Ambassador of France to China
- In office 20 August 2014 – 2017
- President: François Hollande
- Preceded by: Sylvie Bermann
- Succeeded by: Jean-Maurice Ripert

Ambassador of France to Germany
- In office 2011–2014
- President: Nicolas Sarkozy François Hollande
- Preceded by: Bernard de Montferrand
- Succeeded by: Philippe Étienne

Ambassador of France to the United Kingdom
- In office 2007–2011
- President: Nicolas Sarkozy
- Preceded by: Gérard Errera
- Succeeded by: Bernard Émié

Personal details
- Born: 16 November 1953 (age 72) Paris, France
- Alma mater: Sciences Po Panthéon-Assas University
- Profession: Diplomat

= Maurice Gourdault-Montagne =

French diplomat

Maurice Gourdault-Montagne CMG, CVO (born on 16 November 1953) is a career diplomat and former French Ambassador to China, Japan, the United Kingdom and Germany.

==Career==
Gourdault-Montagne joined the French Foreign Ministry in 1978. He served as first secretary at the French embassy in New Delhi (1981–83), counsellor in Bonn (1988–91), then as spokesman for the French Foreign Ministry (1991–93) and deputy private secretary to the minister of foreign affairs (1993–95).
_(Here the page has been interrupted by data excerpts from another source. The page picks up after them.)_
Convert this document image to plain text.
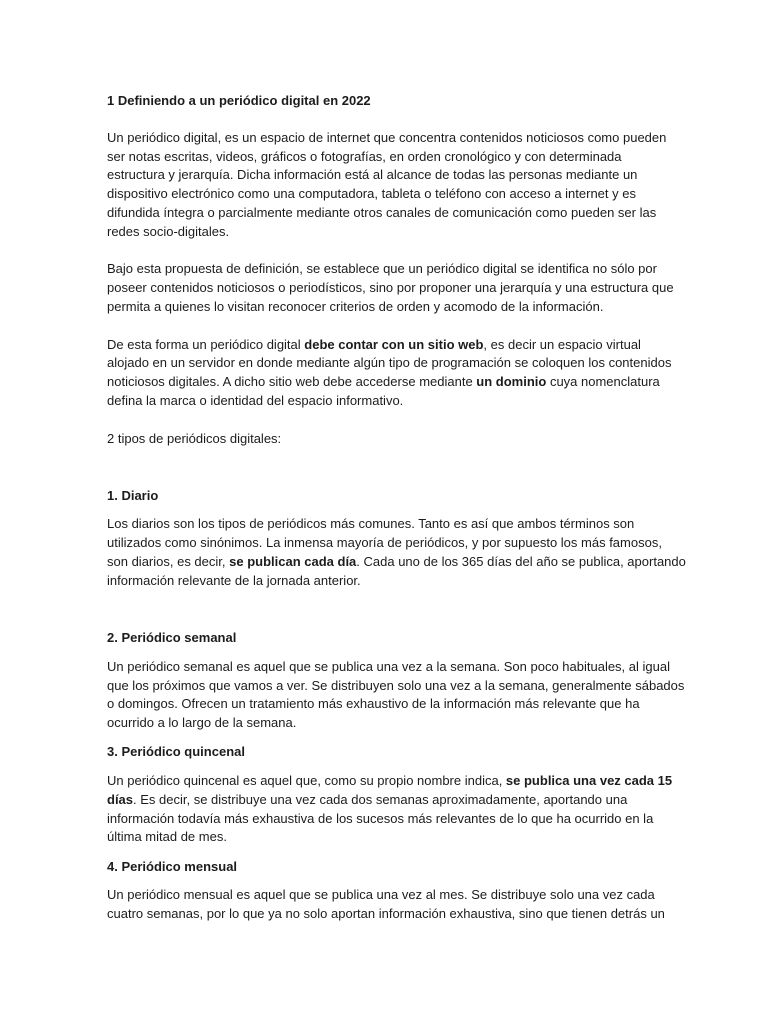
1 Definiendo a un periódico digital en 2022
Un periódico digital, es un espacio de internet que concentra contenidos noticiosos como pueden
ser notas escritas, videos, gráficos o fotografías, en orden cronológico y con determinada
estructura y jerarquía. Dicha información está al alcance de todas las personas mediante un
dispositivo electrónico como una computadora, tableta o teléfono con acceso a internet y es
difundida íntegra o parcialmente mediante otros canales de comunicación como pueden ser las
redes socio-digitales.
Bajo esta propuesta de definición, se establece que un periódico digital se identifica no sólo por
poseer contenidos noticiosos o periodísticos, sino por proponer una jerarquía y una estructura que
permita a quienes lo visitan reconocer criterios de orden y acomodo de la información.
De esta forma un periódico digital debe contar con un sitio web, es decir un espacio virtual
alojado en un servidor en donde mediante algún tipo de programación se coloquen los contenidos
noticiosos digitales. A dicho sitio web debe accederse mediante un dominio cuya nomenclatura
defina la marca o identidad del espacio informativo.
2 tipos de periódicos digitales:
1. Diario
Los diarios son los tipos de periódicos más comunes. Tanto es así que ambos términos son
utilizados como sinónimos. La inmensa mayoría de periódicos, y por supuesto los más famosos,
son diarios, es decir, se publican cada día. Cada uno de los 365 días del año se publica, aportando
información relevante de la jornada anterior.
2. Periódico semanal
Un periódico semanal es aquel que se publica una vez a la semana. Son poco habituales, al igual
que los próximos que vamos a ver. Se distribuyen solo una vez a la semana, generalmente sábados
o domingos. Ofrecen un tratamiento más exhaustivo de la información más relevante que ha
ocurrido a lo largo de la semana.
3. Periódico quincenal
Un periódico quincenal es aquel que, como su propio nombre indica, se publica una vez cada 15
días. Es decir, se distribuye una vez cada dos semanas aproximadamente, aportando una
información todavía más exhaustiva de los sucesos más relevantes de lo que ha ocurrido en la
última mitad de mes.
4. Periódico mensual
Un periódico mensual es aquel que se publica una vez al mes. Se distribuye solo una vez cada
cuatro semanas, por lo que ya no solo aportan información exhaustiva, sino que tienen detrás un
He became private secretary and head of Prime Minister Alain Juppé's office (1995–97).

He then served as the ambassador to Japan (1998–2002) and became senior diplomatic advisor and G8 sherpa to the French President Jacques Chirac (2002–07).

Gourdault-Montagne was appointed as French ambassador to the United Kingdom in 2007 and became ambassador to Germany on 14 March 2011.

On 20 August 2014, he was appointed ambassador to China, from which post he retired in 2017.

His memoirs, entitled "Les autres ne pensent pas comme nous" were published in 2022 by the Bouquins firm.